L’un, Leipzig, est une étoile montante européenne. L’autre, Dortmund, semble avoir perdu l’étincelle qui en avait fait le « Liverpool allemand » des années 2010 : à la veille de leur rencontre en Bundesliga samedi (18h30), les destins des deux rivaux du Bayern se croisent inexorablement.
Dans ce choc, l’objectif du RB, deuxième à deux points, est de rester au coude à coude avec le leader Munich, pour continuer à rêver. Celui du Borussia, quatrième à déjà huit points ? Éviter d’être totalement décroché après 15 journées seulement.
Dynamiques inversées
Les dynamiques, cette saison, sont inversées. Leipzig surfe sur la lancée de sa demi-finale de Ligue des champions en août (perdue 3-0 contre le Paris SG). Son entraîneur Julian Nagelsmann, à 33 ans, fait plus que jamais figure d’atout numéro un d’un club ambitieux et structuré pour progresser.
Dortmund, modèle par bien des aspects depuis longtemps, se bat au contraire contre ses nouveaux démons: l’inconstance, et les séries noires qui succèdent depuis trois saisons aux moments d’euphorie. « L’équipe est divisée, sans leaders », déplorait en décembre Dietmar Hamann, ancien du Bayern et de Liverpool aujourd’hui consultant. « La classe individuelle ne sert à rien si tu ne joues pas comme une équipe. » Mi-décembre, le coach suisse Lucien Favre a été limogé.

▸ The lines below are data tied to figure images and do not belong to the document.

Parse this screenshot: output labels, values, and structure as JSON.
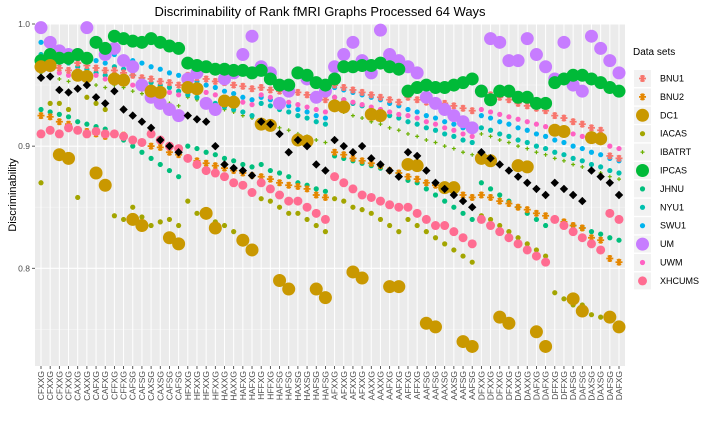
{
  "chart_data": {
    "type": "scatter",
    "title": "Discriminability of Rank fMRI Graphs Processed 64 Ways",
    "xlabel": "",
    "ylabel": "Discriminability",
    "ylim": [
      0.72,
      1.0
    ],
    "yticks": [
      0.8,
      0.9,
      1.0
    ],
    "ytick_labels": [
      "0.8",
      "0.9",
      "1.0"
    ],
    "grid": true,
    "legend_title": "Data sets",
    "legend_position": "right",
    "categories": [
      "CFXXG",
      "CFXXG",
      "CFXXG",
      "CFXXG",
      "CAXXG",
      "CAXXG",
      "CAFXG",
      "CAFXG",
      "CFFXG",
      "CFFXG",
      "CAFSG",
      "CAFSG",
      "CAXSG",
      "CAXSG",
      "CAFSG",
      "CAFSG",
      "HFXXG",
      "HFXXG",
      "HFXXG",
      "HFXXG",
      "HAXXG",
      "HAXXG",
      "HAFXG",
      "HAFXG",
      "HFFXG",
      "HFFXG",
      "HAFSG",
      "HAFSG",
      "HAXSG",
      "HAXSG",
      "HAFSG",
      "HAFSG",
      "AFXXG",
      "AFXXG",
      "AFXXG",
      "AFXXG",
      "AAXXG",
      "AAXXG",
      "AAFXG",
      "AAFXG",
      "AFFXG",
      "AFFXG",
      "AAFSG",
      "AAFSG",
      "AAXSG",
      "AAXSG",
      "AAFSG",
      "AAFSG",
      "DFXXG",
      "DFXXG",
      "DFXXG",
      "DFXXG",
      "DAXXG",
      "DAXXG",
      "DAFXG",
      "DAFXG",
      "DFFXG",
      "DFFXG",
      "DAFSG",
      "DAFSG",
      "DAXSG",
      "DAXSG",
      "DAFSG",
      "DAFXG"
    ],
    "series": [
      {
        "name": "BNU1",
        "color": "#F8766D",
        "marker": "asterisk",
        "values": [
          0.968,
          0.966,
          0.964,
          0.962,
          0.968,
          0.966,
          0.964,
          0.962,
          0.962,
          0.96,
          0.958,
          0.956,
          0.955,
          0.953,
          0.952,
          0.95,
          0.958,
          0.956,
          0.955,
          0.953,
          0.952,
          0.95,
          0.949,
          0.947,
          0.948,
          0.946,
          0.945,
          0.943,
          0.944,
          0.942,
          0.94,
          0.938,
          0.95,
          0.948,
          0.946,
          0.944,
          0.942,
          0.94,
          0.938,
          0.936,
          0.94,
          0.938,
          0.936,
          0.934,
          0.935,
          0.933,
          0.931,
          0.929,
          0.944,
          0.942,
          0.94,
          0.938,
          0.935,
          0.933,
          0.931,
          0.929,
          0.925,
          0.923,
          0.92,
          0.918,
          0.915,
          0.913,
          0.892,
          0.89
        ]
      },
      {
        "name": "BNU2",
        "color": "#E58700",
        "marker": "asterisk",
        "values": [
          0.925,
          0.924,
          0.92,
          0.918,
          0.913,
          0.912,
          0.91,
          0.908,
          0.91,
          0.909,
          0.905,
          0.903,
          0.9,
          0.899,
          0.895,
          0.893,
          0.89,
          0.888,
          0.886,
          0.884,
          0.882,
          0.88,
          0.878,
          0.876,
          0.875,
          0.873,
          0.87,
          0.868,
          0.867,
          0.865,
          0.86,
          0.858,
          0.895,
          0.893,
          0.89,
          0.888,
          0.886,
          0.884,
          0.88,
          0.878,
          0.875,
          0.873,
          0.87,
          0.868,
          0.865,
          0.863,
          0.86,
          0.858,
          0.86,
          0.858,
          0.855,
          0.853,
          0.85,
          0.848,
          0.845,
          0.843,
          0.84,
          0.838,
          0.835,
          0.833,
          0.825,
          0.823,
          0.808,
          0.805
        ]
      },
      {
        "name": "DC1",
        "color": "#C99800",
        "marker": "circle-large",
        "values": [
          0.965,
          0.966,
          0.893,
          0.89,
          0.958,
          0.957,
          0.878,
          0.868,
          0.955,
          0.954,
          0.84,
          0.835,
          0.945,
          0.944,
          0.825,
          0.82,
          0.948,
          0.947,
          0.845,
          0.833,
          0.937,
          0.936,
          0.823,
          0.815,
          0.918,
          0.917,
          0.79,
          0.783,
          0.905,
          0.904,
          0.783,
          0.776,
          0.933,
          0.932,
          0.797,
          0.792,
          0.926,
          0.925,
          0.785,
          0.785,
          0.885,
          0.884,
          0.755,
          0.752,
          0.866,
          0.866,
          0.74,
          0.736,
          0.89,
          0.888,
          0.76,
          0.755,
          0.884,
          0.883,
          0.748,
          0.736,
          0.913,
          0.912,
          0.775,
          0.765,
          0.907,
          0.906,
          0.76,
          0.752
        ]
      },
      {
        "name": "IACAS",
        "color": "#A3A500",
        "marker": "circle-small",
        "values": [
          0.87,
          0.935,
          0.935,
          0.93,
          0.858,
          0.94,
          0.935,
          0.93,
          0.843,
          0.84,
          0.85,
          0.842,
          0.835,
          0.838,
          0.84,
          0.835,
          0.855,
          0.845,
          0.842,
          0.838,
          0.835,
          0.83,
          0.82,
          0.815,
          0.857,
          0.855,
          0.85,
          0.845,
          0.845,
          0.84,
          0.835,
          0.83,
          0.857,
          0.855,
          0.85,
          0.848,
          0.845,
          0.84,
          0.835,
          0.83,
          0.84,
          0.835,
          0.83,
          0.825,
          0.82,
          0.815,
          0.81,
          0.805,
          0.843,
          0.84,
          0.835,
          0.83,
          0.825,
          0.82,
          0.815,
          0.81,
          0.78,
          0.775,
          0.77,
          0.77,
          0.762,
          0.76,
          0.758,
          0.755
        ]
      },
      {
        "name": "IBATRT",
        "color": "#6BB100",
        "marker": "plus",
        "values": [
          0.96,
          0.958,
          0.955,
          0.953,
          0.955,
          0.953,
          0.95,
          0.948,
          0.95,
          0.948,
          0.945,
          0.943,
          0.94,
          0.938,
          0.935,
          0.933,
          0.94,
          0.938,
          0.935,
          0.933,
          0.93,
          0.928,
          0.925,
          0.923,
          0.92,
          0.918,
          0.915,
          0.913,
          0.91,
          0.908,
          0.905,
          0.903,
          0.93,
          0.928,
          0.925,
          0.923,
          0.92,
          0.918,
          0.915,
          0.913,
          0.91,
          0.908,
          0.905,
          0.903,
          0.9,
          0.898,
          0.895,
          0.893,
          0.91,
          0.908,
          0.905,
          0.903,
          0.9,
          0.898,
          0.895,
          0.893,
          0.89,
          0.888,
          0.885,
          0.883,
          0.88,
          0.878,
          0.875,
          0.873
        ]
      },
      {
        "name": "IPCAS",
        "color": "#00BA38",
        "marker": "circle-large",
        "values": [
          0.97,
          0.975,
          0.972,
          0.972,
          0.975,
          0.972,
          0.985,
          0.98,
          0.99,
          0.988,
          0.986,
          0.985,
          0.988,
          0.985,
          0.982,
          0.98,
          0.968,
          0.966,
          0.965,
          0.963,
          0.963,
          0.962,
          0.962,
          0.96,
          0.962,
          0.955,
          0.95,
          0.95,
          0.96,
          0.958,
          0.952,
          0.95,
          0.955,
          0.965,
          0.965,
          0.966,
          0.966,
          0.968,
          0.965,
          0.963,
          0.945,
          0.948,
          0.95,
          0.948,
          0.948,
          0.95,
          0.952,
          0.955,
          0.945,
          0.938,
          0.945,
          0.945,
          0.94,
          0.94,
          0.935,
          0.935,
          0.952,
          0.955,
          0.958,
          0.958,
          0.955,
          0.952,
          0.948,
          0.945
        ]
      },
      {
        "name": "JHNU",
        "color": "#00BF7D",
        "marker": "circle-small",
        "values": [
          0.93,
          0.928,
          0.926,
          0.924,
          0.92,
          0.918,
          0.916,
          0.914,
          0.91,
          0.905,
          0.9,
          0.895,
          0.89,
          0.885,
          0.88,
          0.875,
          0.9,
          0.898,
          0.895,
          0.893,
          0.89,
          0.888,
          0.885,
          0.883,
          0.885,
          0.88,
          0.878,
          0.875,
          0.87,
          0.868,
          0.865,
          0.863,
          0.892,
          0.89,
          0.888,
          0.886,
          0.884,
          0.882,
          0.88,
          0.878,
          0.872,
          0.87,
          0.865,
          0.86,
          0.855,
          0.85,
          0.845,
          0.84,
          0.87,
          0.865,
          0.86,
          0.855,
          0.85,
          0.845,
          0.84,
          0.835,
          0.84,
          0.838,
          0.835,
          0.833,
          0.83,
          0.828,
          0.825,
          0.823
        ]
      },
      {
        "name": "NYU1",
        "color": "#00C0AF",
        "marker": "circle-small",
        "values": [
          0.975,
          0.973,
          0.97,
          0.968,
          0.965,
          0.963,
          0.96,
          0.958,
          0.965,
          0.963,
          0.958,
          0.955,
          0.952,
          0.95,
          0.948,
          0.945,
          0.942,
          0.94,
          0.938,
          0.935,
          0.932,
          0.93,
          0.928,
          0.925,
          0.935,
          0.933,
          0.93,
          0.928,
          0.925,
          0.923,
          0.92,
          0.918,
          0.94,
          0.938,
          0.935,
          0.933,
          0.93,
          0.928,
          0.925,
          0.923,
          0.92,
          0.918,
          0.915,
          0.913,
          0.91,
          0.908,
          0.905,
          0.903,
          0.915,
          0.913,
          0.91,
          0.908,
          0.905,
          0.903,
          0.9,
          0.898,
          0.895,
          0.893,
          0.89,
          0.888,
          0.885,
          0.883,
          0.88,
          0.878
        ]
      },
      {
        "name": "SWU1",
        "color": "#00B4EF",
        "marker": "circle-small",
        "values": [
          0.985,
          0.983,
          0.98,
          0.978,
          0.975,
          0.973,
          0.97,
          0.968,
          0.975,
          0.973,
          0.97,
          0.968,
          0.965,
          0.963,
          0.96,
          0.958,
          0.955,
          0.953,
          0.95,
          0.948,
          0.945,
          0.943,
          0.94,
          0.938,
          0.94,
          0.938,
          0.935,
          0.933,
          0.93,
          0.928,
          0.925,
          0.923,
          0.948,
          0.946,
          0.944,
          0.942,
          0.94,
          0.938,
          0.935,
          0.933,
          0.93,
          0.928,
          0.925,
          0.923,
          0.92,
          0.918,
          0.915,
          0.913,
          0.925,
          0.923,
          0.92,
          0.918,
          0.915,
          0.913,
          0.91,
          0.908,
          0.905,
          0.903,
          0.9,
          0.898,
          0.895,
          0.893,
          0.89,
          0.888
        ]
      },
      {
        "name": "UM",
        "color": "#C77CFF",
        "marker": "circle-large",
        "values": [
          0.997,
          0.985,
          0.978,
          0.975,
          0.975,
          0.997,
          0.985,
          0.975,
          0.98,
          0.97,
          0.965,
          0.95,
          0.94,
          0.935,
          0.93,
          0.925,
          0.955,
          0.96,
          0.935,
          0.93,
          0.955,
          0.96,
          0.975,
          0.99,
          0.965,
          0.96,
          0.935,
          0.945,
          0.96,
          0.955,
          0.94,
          0.945,
          0.965,
          0.975,
          0.985,
          0.97,
          0.96,
          0.995,
          0.975,
          0.97,
          0.965,
          0.96,
          0.94,
          0.935,
          0.93,
          0.925,
          0.92,
          0.915,
          0.945,
          0.988,
          0.985,
          0.97,
          0.97,
          0.988,
          0.975,
          0.965,
          0.955,
          0.985,
          0.95,
          0.945,
          0.99,
          0.98,
          0.97,
          0.96
        ]
      },
      {
        "name": "UWM",
        "color": "#FF61C3",
        "marker": "circle-small",
        "values": [
          0.965,
          0.963,
          0.96,
          0.958,
          0.962,
          0.96,
          0.958,
          0.955,
          0.955,
          0.953,
          0.95,
          0.948,
          0.948,
          0.946,
          0.944,
          0.942,
          0.948,
          0.946,
          0.944,
          0.942,
          0.94,
          0.938,
          0.936,
          0.934,
          0.942,
          0.94,
          0.938,
          0.936,
          0.934,
          0.932,
          0.93,
          0.928,
          0.94,
          0.938,
          0.936,
          0.934,
          0.932,
          0.93,
          0.928,
          0.926,
          0.925,
          0.923,
          0.92,
          0.918,
          0.915,
          0.913,
          0.91,
          0.908,
          0.93,
          0.928,
          0.926,
          0.924,
          0.922,
          0.92,
          0.918,
          0.916,
          0.915,
          0.913,
          0.91,
          0.908,
          0.905,
          0.903,
          0.9,
          0.898
        ]
      },
      {
        "name": "XHCUMS",
        "color": "#FF6C91",
        "marker": "circle-medium",
        "values": [
          0.91,
          0.913,
          0.91,
          0.915,
          0.913,
          0.91,
          0.912,
          0.91,
          0.91,
          0.908,
          0.905,
          0.903,
          0.91,
          0.905,
          0.9,
          0.898,
          0.89,
          0.885,
          0.88,
          0.878,
          0.875,
          0.87,
          0.868,
          0.862,
          0.87,
          0.865,
          0.86,
          0.855,
          0.855,
          0.85,
          0.845,
          0.84,
          0.875,
          0.87,
          0.865,
          0.86,
          0.858,
          0.855,
          0.852,
          0.85,
          0.85,
          0.845,
          0.84,
          0.835,
          0.835,
          0.83,
          0.825,
          0.82,
          0.84,
          0.835,
          0.83,
          0.825,
          0.82,
          0.815,
          0.81,
          0.805,
          0.84,
          0.835,
          0.83,
          0.825,
          0.82,
          0.815,
          0.845,
          0.84
        ]
      },
      {
        "name": "",
        "color": "#000000",
        "marker": "diamond",
        "values": [
          0.956,
          0.957,
          0.946,
          0.944,
          0.947,
          0.95,
          0.94,
          0.935,
          0.945,
          0.93,
          0.925,
          0.92,
          0.915,
          0.905,
          0.9,
          0.895,
          0.925,
          0.922,
          0.92,
          0.9,
          0.885,
          0.882,
          0.88,
          0.876,
          0.92,
          0.918,
          0.91,
          0.895,
          0.905,
          0.9,
          0.885,
          0.88,
          0.905,
          0.9,
          0.895,
          0.9,
          0.89,
          0.885,
          0.88,
          0.875,
          0.895,
          0.892,
          0.88,
          0.87,
          0.865,
          0.86,
          0.855,
          0.85,
          0.895,
          0.89,
          0.885,
          0.88,
          0.875,
          0.87,
          0.865,
          0.86,
          0.87,
          0.865,
          0.86,
          0.855,
          0.88,
          0.875,
          0.87,
          0.86
        ]
      }
    ]
  }
}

Son adjoint Edin Terzic, 38 ans mais aucune expérience de première division comme entraîneur en chef, est devenu le quatrième entraîneur de l’équipe en trois ans et demie.
Cent ans d’écart
Si l’on remonte le temps, les trajectoires des deux clubs sont également incomparables. « A terme, le RB va s’installer dans le premier tiers du championnat et devenir un dangereux adversaire », avait prédit le patron du Bayern Karl-Heinz Rummenigge dès 2017. Il ne s’attendait peut-être pas à ce que les choses aillent si vite. Fondé en 2009 par Red Bull, Leipzig est passé en dix ans de la cinquième division au dernier carré de Ligue des champions. Jamais un club n’avait connu une ascension aussi fulgurante… même si le RB n’a encore jamais gagné un titre.
Dortmund, club associatif fondé en 1909 au temps des mines de charbon, possède en revanche un belle armoire à trophées, mais la poussière du temps commence à les recouvrir. Dernier champion d’Allemagne en 2012 avant que le Bayern ne prenne le pouvoir, le Borussia a encore remporté la coupe nationale en 2017, avec Thomas Tuchel. Depuis, plus rien. Et ses deux deuxièmes places consécutives en Bundesliga ont suscité plus de critiques que d’enthousiasme, tant l’équipe a semblé fragile mentalement face au rouleau compresseur du Bayern. En Ligue des champions, le souvenir de la finale de 2013 (perdue contre le Bayern) est déjà loin. Le BVB n’a jamais dépassé les 8es de finale lors des trois dernières éditions.
Pression contre sérénité
Dortmund peine en fait à assumer son statut de « grand club » depuis le départ de Tuchel en juin 2017, chassé pour incompatibilité d’humeur avec le patron Hans-Joachim Watzke. A chaque début de saison, les commentateurs font du BVB le principal rival du Bayern pour le titre et, à chaque revers, la pression devient énorme sur l’entraîneur et sur l’équipe. Favre en a été victime en décembre.
A l’inverse, Leipzig se distingue par sa sérénité : jamais un coach n’a été limogé depuis l’accession à la Bundesliga. Les successions ont toujours été planifiées, le choix des hommes dicté par une vision à long terme. Les dirigeants n’exigent rien d’autre de Nagelsmann que de continuer à faire grandir le club. Personne ne lui reprochera de ne pas être champion d’Allemagne.
La confrontation samedi pourrait bien ressembler à un passage de témoin. Le vainqueur pourra revendiquer, pour quelque temps au moins, le statut symbolique de « rival numéro un » du Bayern.